The Covid-19 pandemic has caused a gaping hole in the charity sector’s finances and brought financial challenges for many charities that may continue over the long term.
However, they are now facing a cost of living crisis, as well as the ongoing war in Ukraine, which is having an even deeper impact on the financial stability of charities not just across the Harrogate district, but across the rest of the country too.
Over the past few months, the Harrogate Advertiser has spoken to a number of local groups as part of our ‘Charity of the Week’ series, highlighting how during the Covid pandemic they experienced an increase in demand for their services - whilst at the same time having to adapt the ways in which they worked and fundraised.
This imbalance between demand and the capacity to deliver has continued post-lockdown, putting even further strain on charities who provide all-important services to the community.
Understandable support for Ukraine and the fact that there is less disposable income due to the cost of living crisis means recovery from the Covid years has stalled.
Harrogate-based charity Disability Action Yorkshire supports disabled people and provides them with vital services that creates opportunities in achieving their life aspirations, whatever they may be.
Jackie Snape, Chief Executive of Disability Action Yorkshire, has already noticed that the income they receive is not going far enough and this is down to the number of challenges the sector is facing.
She said: “Charities have faced two years of uncertainty as a result of the Covid-19 pandemic and are now facing a cost of living crisis.
“In addition, the war in Ukraine, which has led to tragic human costs, has seen people across the world quite rightly wishing to donate what they can to aid those caught in this awful crisis.
“This is a hugely difficult time for charities who are expecting an increase in demand and fall in donations, mainly linked to ever-rising household bills.
“At a time when we need to adapt and expand our services to meet rising demand, we are finding that any income we do receive just doesn’t go as far as it did, as it is costing more to pay staff, run premises and deliver vital services.
“Financial sustainability is a big challenge for us all at the moment, not all charities survived the pandemic and the fear is that at a time when our services are so needed, we will see more charities scaling their operations back or closing down altogether.
“We have some amazing charities in our local area working in so many vital areas such as food poverty, homelessness and social care - very often filling gaps in public service provision.
Donations may not always be money, although that is obviously very much appreciated, however donations of time in the form of volunteering are also so very welcome.
Jackie added: “With so many ways to volunteer, from being a trustee involved in the strategic running of a charity, to helping to deliver those vital services on the ground, if anyone has a few hours to spare, it will always be gratefully received.
“Times are tough for charities, but we will keep on doing what we always do, adapting and, where we can, expanding our services to make sure that we keep on making that all important difference.”

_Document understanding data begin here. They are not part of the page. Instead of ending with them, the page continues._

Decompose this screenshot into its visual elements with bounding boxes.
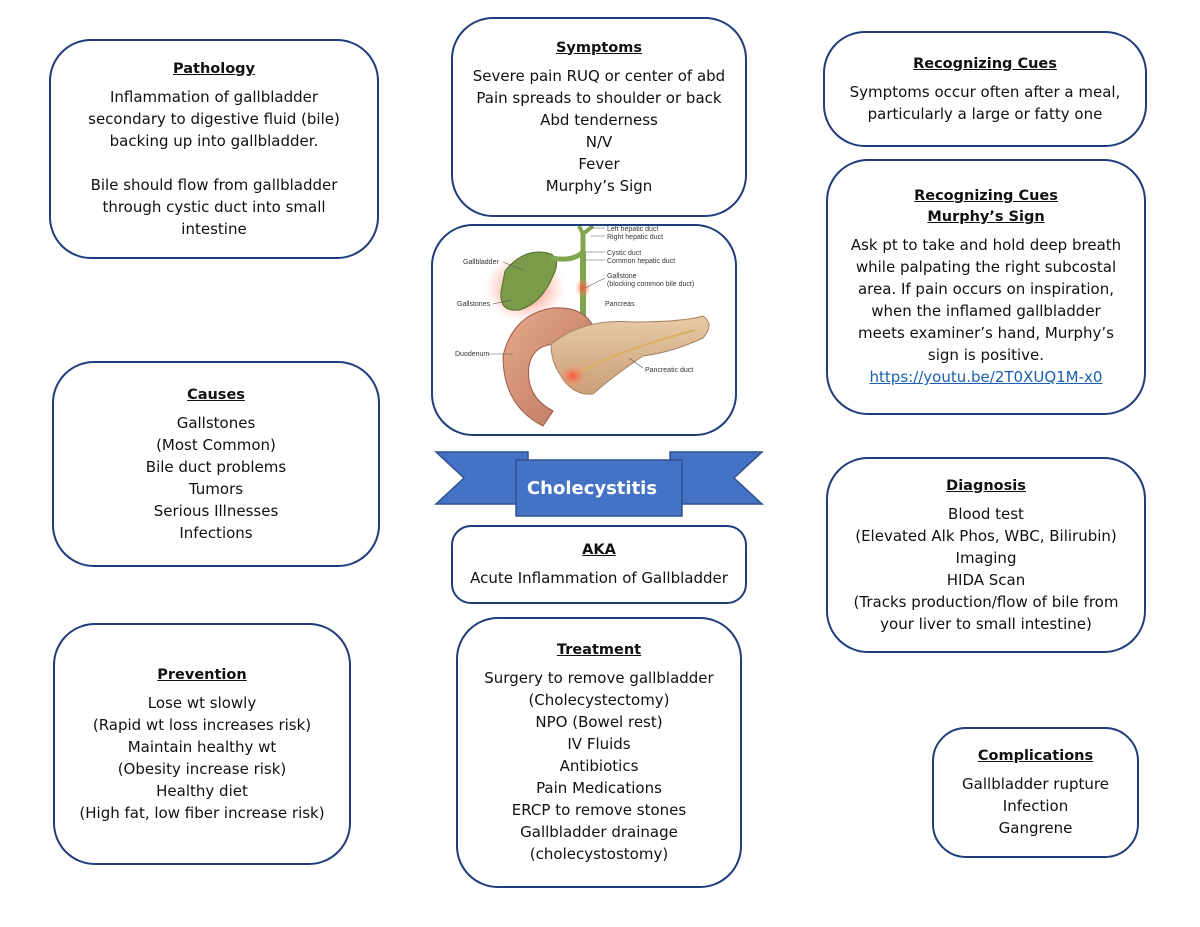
prevention-line: Maintain healthy wt bbox=[127, 737, 277, 756]
murphys-sign-line: area. If pain occurs on inspiration, bbox=[857, 280, 1115, 298]
banner-left-tail bbox=[434, 451, 529, 505]
aka-line: Acute Inflammation of Gallbladder bbox=[470, 569, 728, 587]
prevention-line: (High fat, low fiber increase risk) bbox=[79, 803, 325, 822]
diagnosis-line: Blood test bbox=[948, 504, 1024, 523]
banner-right-tail bbox=[669, 451, 764, 505]
pathology-line: Bile should flow from gallbladder bbox=[90, 175, 338, 194]
causes-line: Infections bbox=[179, 523, 253, 542]
aka-box: AKA Acute Inflammation of Gallbladder bbox=[451, 525, 747, 604]
treatment-line: Antibiotics bbox=[559, 757, 639, 775]
diagnosis-line: HIDA Scan bbox=[946, 570, 1026, 589]
complications-line: Gangrene bbox=[998, 819, 1073, 837]
treatment-title: Treatment bbox=[556, 642, 642, 658]
label-gallstones: Gallstones bbox=[457, 301, 491, 308]
symptoms-line: Severe pain RUQ or center of abd bbox=[472, 66, 726, 85]
complications-line: Gallbladder rupture bbox=[962, 775, 1109, 793]
murphys-sign-title: Recognizing Cues Murphy’s Sign bbox=[914, 186, 1058, 228]
aka-title: AKA bbox=[582, 542, 616, 558]
label-cystic-duct: Cystic duct bbox=[607, 250, 641, 257]
diagnosis-line: Imaging bbox=[955, 548, 1017, 567]
pathology-line: through cystic duct into small bbox=[102, 197, 326, 216]
diagnosis-line: (Tracks production/flow of bile from bbox=[853, 592, 1119, 611]
pathology-title: Pathology bbox=[172, 60, 255, 77]
prevention-line: (Rapid wt loss increases risk) bbox=[92, 715, 312, 734]
pathology-line: backing up into gallbladder. bbox=[109, 131, 319, 150]
symptoms-line: N/V bbox=[585, 132, 613, 151]
prevention-box: Prevention Lose wt slowly (Rapid wt loss… bbox=[53, 623, 351, 865]
complications-box: Complications Gallbladder rupture Infect… bbox=[932, 727, 1139, 858]
symptoms-line: Murphy’s Sign bbox=[545, 176, 653, 195]
label-gallbladder: Gallbladder bbox=[463, 259, 499, 266]
diagnosis-line: (Elevated Alk Phos, WBC, Bilirubin) bbox=[855, 526, 1117, 545]
causes-line: (Most Common) bbox=[156, 435, 276, 454]
murphys-sign-heading: Recognizing Cues bbox=[914, 188, 1058, 204]
gallbladder-anatomy-illustration: Left hepatic duct Right hepatic duct Cys… bbox=[455, 226, 710, 427]
ampulla-glow bbox=[559, 364, 587, 388]
cystic-duct-shape bbox=[550, 234, 586, 262]
label-gallstone-note: (blocking common bile duct) bbox=[607, 281, 694, 288]
treatment-line: (Cholecystectomy) bbox=[528, 691, 670, 709]
label-gallstone: Gallstone bbox=[607, 273, 637, 280]
treatment-line: NPO (Bowel rest) bbox=[535, 713, 663, 731]
treatment-box: Treatment Surgery to remove gallbladder … bbox=[456, 617, 742, 888]
treatment-line: Gallbladder drainage bbox=[520, 823, 678, 841]
murphys-sign-line: sign is positive. bbox=[927, 346, 1045, 364]
gallstone-glow bbox=[575, 278, 591, 298]
recognizing-cues-line: Symptoms occur often after a meal, bbox=[849, 82, 1121, 101]
label-duodenum: Duodenum bbox=[455, 351, 489, 358]
prevention-line: (Obesity increase risk) bbox=[117, 759, 287, 778]
murphys-sign-line: Ask pt to take and hold deep breath bbox=[850, 236, 1122, 254]
prevention-line: Lose wt slowly bbox=[147, 693, 257, 712]
murphys-sign-box: Recognizing Cues Murphy’s Sign Ask pt to… bbox=[826, 159, 1146, 415]
pathology-line: intestine bbox=[181, 219, 247, 238]
pathology-line: secondary to digestive fluid (bile) bbox=[88, 109, 340, 128]
diagnosis-line: your liver to small intestine) bbox=[880, 614, 1092, 633]
murphys-sign-video-link[interactable]: https://youtu.be/2T0XUQ1M-x0 bbox=[869, 368, 1103, 386]
murphys-sign-line: meets examiner’s hand, Murphy’s bbox=[858, 324, 1114, 342]
label-pancreas: Pancreas bbox=[605, 301, 635, 308]
treatment-line: Pain Medications bbox=[536, 779, 662, 797]
murphys-sign-line: when the inflamed gallbladder bbox=[871, 302, 1101, 320]
causes-line: Bile duct problems bbox=[145, 457, 287, 476]
treatment-line: ERCP to remove stones bbox=[511, 801, 687, 819]
banner-center bbox=[515, 459, 683, 517]
label-left-hepatic-duct: Left hepatic duct bbox=[607, 226, 658, 233]
treatment-line: Surgery to remove gallbladder bbox=[484, 669, 714, 687]
label-common-hepatic-duct: Common hepatic duct bbox=[607, 258, 675, 265]
pathology-box: Pathology Inflammation of gallbladder se… bbox=[49, 39, 379, 259]
label-right-hepatic-duct: Right hepatic duct bbox=[607, 234, 663, 241]
pathology-line: Inflammation of gallbladder bbox=[109, 87, 319, 106]
symptoms-box: Symptoms Severe pain RUQ or center of ab… bbox=[451, 17, 747, 217]
causes-box: Causes Gallstones (Most Common) Bile duc… bbox=[52, 361, 380, 567]
murphys-sign-line: while palpating the right subcostal bbox=[855, 258, 1117, 276]
leader-lines bbox=[489, 227, 644, 369]
hepatic-ducts-shape bbox=[577, 226, 595, 236]
symptoms-line: Abd tenderness bbox=[540, 110, 658, 129]
recognizing-cues-title: Recognizing Cues bbox=[913, 55, 1057, 72]
banner-label: Cholecystitis bbox=[526, 478, 658, 499]
prevention-line: Healthy diet bbox=[156, 781, 248, 800]
symptoms-title: Symptoms bbox=[555, 39, 643, 56]
symptoms-line: Pain spreads to shoulder or back bbox=[476, 88, 722, 107]
murphys-sign-subheading: Murphy’s Sign bbox=[927, 209, 1045, 225]
treatment-line: (cholecystostomy) bbox=[529, 845, 669, 863]
recognizing-cues-box: Recognizing Cues Symptoms occur often af… bbox=[823, 31, 1147, 147]
label-pancreatic-duct: Pancreatic duct bbox=[645, 367, 693, 374]
causes-line: Gallstones bbox=[176, 413, 256, 432]
prevention-title: Prevention bbox=[157, 666, 247, 683]
causes-title: Causes bbox=[187, 386, 245, 403]
causes-line: Tumors bbox=[188, 479, 244, 498]
diagnosis-title: Diagnosis bbox=[946, 477, 1026, 494]
diagnosis-box: Diagnosis Blood test (Elevated Alk Phos,… bbox=[826, 457, 1146, 653]
treatment-line: IV Fluids bbox=[567, 735, 631, 753]
symptoms-line: Fever bbox=[578, 154, 620, 173]
anatomy-illustration-box: Left hepatic duct Right hepatic duct Cys… bbox=[431, 224, 737, 436]
causes-line: Serious Illnesses bbox=[153, 501, 279, 520]
complications-line: Infection bbox=[1002, 797, 1069, 815]
recognizing-cues-line: particularly a large or fatty one bbox=[867, 104, 1103, 123]
title-banner bbox=[434, 451, 764, 517]
complications-title: Complications bbox=[977, 748, 1094, 764]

Harrogate Neighbours provides affordable quality care services for elderly people across the district.
Sue Cawthray, CEO at Harrogate Neighbours, said: “As a charitable organisation that supports and cares for vulnerable people living in the community, we are facing a number of challenges due to the pandemic, war in Ukraine and the rising costs of living and running a business.
“At Harrogate Neighbours we are a community within a community and whilst we do what we can to support the war, we must continue to be sustainable which means thinking differently - we need to be innovative and look at the changing environment and the economy so that we can adapt to the change.
“The old saying is that charity begins at home - this is key as we must look after our own but at the same time, we must get the balance of supporting others less fortunate.
“Everyone is feeling the pinch but the key is to continue to work together and remember all the things that we learnt during the pandemic about each other and our local communities so everyone can benefit.”
Wetherby in Support of the Elderly (WiSE) helps to improve the quality of life for the over 60s by providing community based activities, information, help and support.
Mark Dobson, Chief Operating Officer at WiSE, said: “As a small charity, a percentage of our income comes from the local authority but we still rely heavily on donations.
“Unfortunately, we are already starting to see the cost of living crisis impact the community that we support.
“Community fundraising provides value to our services for the benefit of others. We have already noticed a slowing down of community based donations which is an extremely worrying trend for smaller charities like ourselves that rely on this income.
“This reduction in funds will have a significant impact on the kind of services that we can offer and provide.”